İTO seçimleri 3 Mayıs Pazar günü yapıldı. Demokratik Katılım Grubu (DKG), Güçbirliği ve İdealist Hekimler (İH) adlarında üç listenin katıldığı seçimlerde kullanılan üç bin civarında oyun dağılımı ise şöyle oldu: Güçbirliği 1400 civarında, DKG 900 civarında, İH 700 civarında.

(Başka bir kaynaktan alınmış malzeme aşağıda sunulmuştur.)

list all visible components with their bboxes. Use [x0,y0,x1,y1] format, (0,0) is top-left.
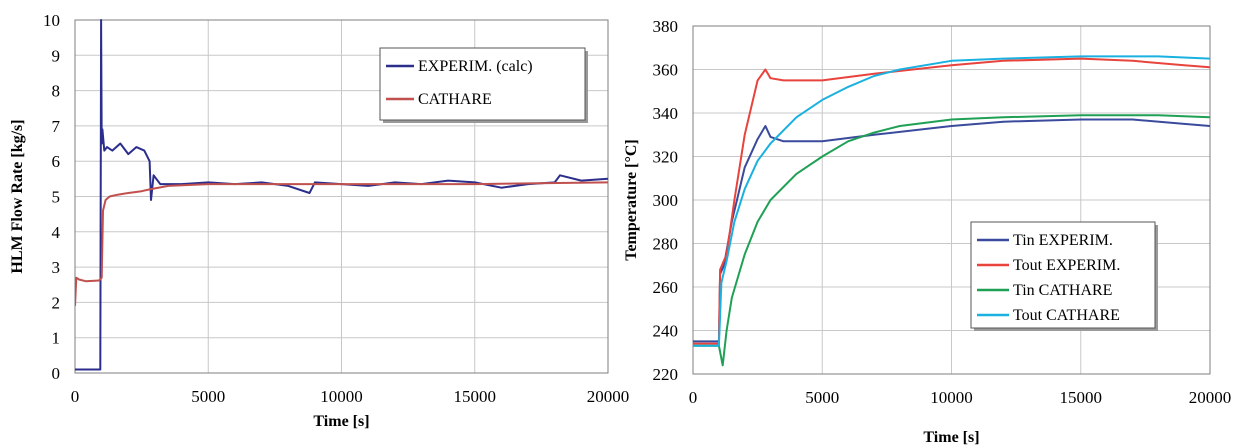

Bu yazı, seçimler üzerine bir yazı olmaktan daha çok, DKG’yi sahip olduğu pozisyonu ve yönelimleri itibariyle bir kez daha tartışmak amacını güdüyor. Dolayısıyla, seçimlerden kısa bir süre önce DKG’den ayrılarak oluşmuş olan Güçbirliği grubunu da. Anlaşıldığı kadarıyla sağın çeşitli fraksiyonlarını biraraya getiren İH grubu burada söz konusu edilmeyecek.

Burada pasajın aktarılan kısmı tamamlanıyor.